The natural impulse to overcome death and hell is not a sin. To the contrary, it is ordained of God, as clearly manifest in Christ, whose mission was and is to establish our faith in such overcoming. As the children of God, we do not yet know that which we will become, but we yearn for it, and the Spirit of God validates these yearnings and moves us forward in the light of inspiration.
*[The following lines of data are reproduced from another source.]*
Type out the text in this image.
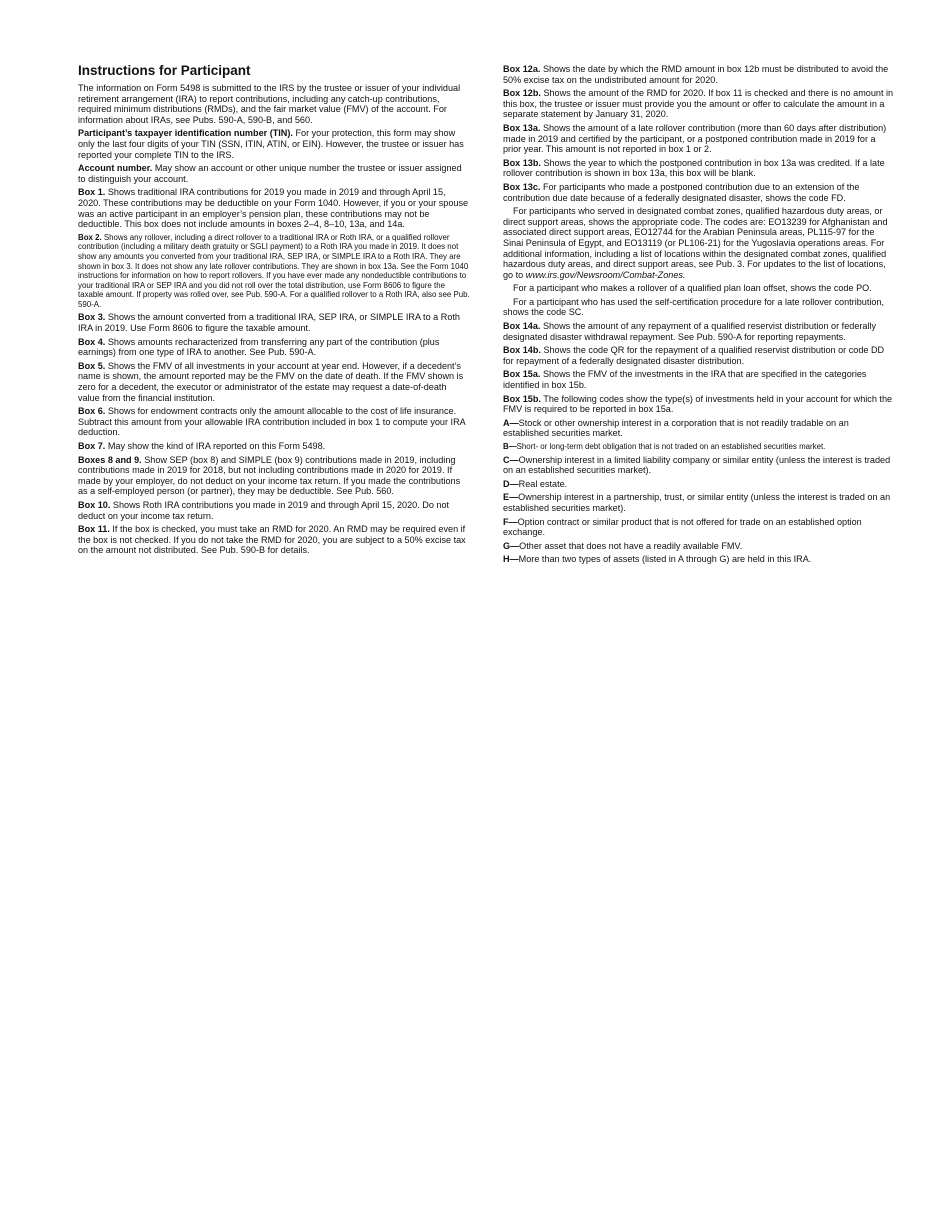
Instructions for Participant

The information on Form 5498 is submitted to the IRS by the trustee or issuer of your individual retirement arrangement (IRA) to report contributions, including any catch-up contributions, required minimum distributions (RMDs), and the fair market value (FMV) of the account. For information about IRAs, see Pubs. 590-A, 590-B, and 560.

Participant’s taxpayer identification number (TIN). For your protection, this form may show only the last four digits of your TIN (SSN, ITIN, ATIN, or EIN). However, the trustee or issuer has reported your complete TIN to the IRS.

Account number. May show an account or other unique number the trustee or issuer assigned to distinguish your account.

Box 1. Shows traditional IRA contributions for 2019 you made in 2019 and through April 15, 2020. These contributions may be deductible on your Form 1040. However, if you or your spouse was an active participant in an employer’s pension plan, these contributions may not be deductible. This box does not include amounts in boxes 2–4, 8–10, 13a, and 14a.

Box 2. Shows any rollover, including a direct rollover to a traditional IRA or Roth IRA, or a qualified rollover contribution (including a military death gratuity or SGLI payment) to a Roth IRA you made in 2019. It does not show any amounts you converted from your traditional IRA, SEP IRA, or SIMPLE IRA to a Roth IRA. They are shown in box 3. It does not show any late rollover contributions. They are shown in box 13a. See the Form 1040 instructions for information on how to report rollovers. If you have ever made any nondeductible contributions to your traditional IRA or SEP IRA and you did not roll over the total distribution, use Form 8606 to figure the taxable amount. If property was rolled over, see Pub. 590-A. For a qualified rollover to a Roth IRA, also see Pub. 590-A.

Box 3. Shows the amount converted from a traditional IRA, SEP IRA, or SIMPLE IRA to a Roth IRA in 2019. Use Form 8606 to figure the taxable amount.

Box 4. Shows amounts recharacterized from transferring any part of the contribution (plus earnings) from one type of IRA to another. See Pub. 590-A.

Box 5. Shows the FMV of all investments in your account at year end. However, if a decedent’s name is shown, the amount reported may be the FMV on the date of death. If the FMV shown is zero for a decedent, the executor or administrator of the estate may request a date-of-death value from the financial institution.

Box 6. Shows for endowment contracts only the amount allocable to the cost of life insurance. Subtract this amount from your allowable IRA contribution included in box 1 to compute your IRA deduction.

Box 7. May show the kind of IRA reported on this Form 5498.

Boxes 8 and 9. Show SEP (box 8) and SIMPLE (box 9) contributions made in 2019, including contributions made in 2019 for 2018, but not including contributions made in 2020 for 2019. If made by your employer, do not deduct on your income tax return. If you made the contributions as a self-employed person (or partner), they may be deductible. See Pub. 560.

Box 10. Shows Roth IRA contributions you made in 2019 and through April 15, 2020. Do not deduct on your income tax return.

Box 11. If the box is checked, you must take an RMD for 2020. An RMD may be required even if the box is not checked. If you do not take the RMD for 2020, you are subject to a 50% excise tax on the amount not distributed. See Pub. 590-B for details.

Box 12a. Shows the date by which the RMD amount in box 12b must be distributed to avoid the 50% excise tax on the undistributed amount for 2020.

Box 12b. Shows the amount of the RMD for 2020. If box 11 is checked and there is no amount in this box, the trustee or issuer must provide you the amount or offer to calculate the amount in a separate statement by January 31, 2020.

Box 13a. Shows the amount of a late rollover contribution (more than 60 days after distribution) made in 2019 and certified by the participant, or a postponed contribution made in 2019 for a prior year. This amount is not reported in box 1 or 2.

Box 13b. Shows the year to which the postponed contribution in box 13a was credited. If a late rollover contribution is shown in box 13a, this box will be blank.

Box 13c. For participants who made a postponed contribution due to an extension of the contribution due date because of a federally designated disaster, shows the code FD.

For participants who served in designated combat zones, qualified hazardous duty areas, or direct support areas, shows the appropriate code. The codes are: EO13239 for Afghanistan and associated direct support areas, EO12744 for the Arabian Peninsula areas, PL115-97 for the Sinai Peninsula of Egypt, and EO13119 (or PL106-21) for the Yugoslavia operations areas. For additional information, including a list of locations within the designated combat zones, qualified hazardous duty areas, and direct support areas, see Pub. 3. For updates to the list of locations, go to www.irs.gov/Newsroom/Combat-Zones.

For a participant who makes a rollover of a qualified plan loan offset, shows the code PO.

For a participant who has used the self-certification procedure for a late rollover contribution, shows the code SC.

Box 14a. Shows the amount of any repayment of a qualified reservist distribution or federally designated disaster withdrawal repayment. See Pub. 590-A for reporting repayments.

Box 14b. Shows the code QR for the repayment of a qualified reservist distribution or code DD for repayment of a federally designated disaster distribution.

Box 15a. Shows the FMV of the investments in the IRA that are specified in the categories identified in box 15b.

Box 15b. The following codes show the type(s) of investments held in your account for which the FMV is required to be reported in box 15a.

A—Stock or other ownership interest in a corporation that is not readily tradable on an established securities market.

B—Short- or long-term debt obligation that is not traded on an established securities market.

C—Ownership interest in a limited liability company or similar entity (unless the interest is traded on an established securities market).

D—Real estate.

E—Ownership interest in a partnership, trust, or similar entity (unless the interest is traded on an established securities market).

F—Option contract or similar product that is not offered for trade on an established option exchange.

G—Other asset that does not have a readily available FMV.

H—More than two types of assets (listed in A through G) are held in this IRA.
As children of God, we are, indeed, the image of God, and that is the image of one that is fighting back the powers of death and hell, and working for salvation beyond. As children do, we are maturing and learning to engage in the work of our parents, in all its creative glory. Our will to creativity is not a manifestation of ingratitude. To the contrary, it is a profound act of embracing our eternal nature and willing its fullest manifestation as joint-heirs of and co-creators with God. This is not because we hate humanity; this is because we love humanity enough to desire our mutual salvation from death and hell.
These things, Mohler, are that hidden mystery of which the apostles wrote: Christ in you, the hope of glory. This is the true God, and eternal life. Keep yourselves from idols.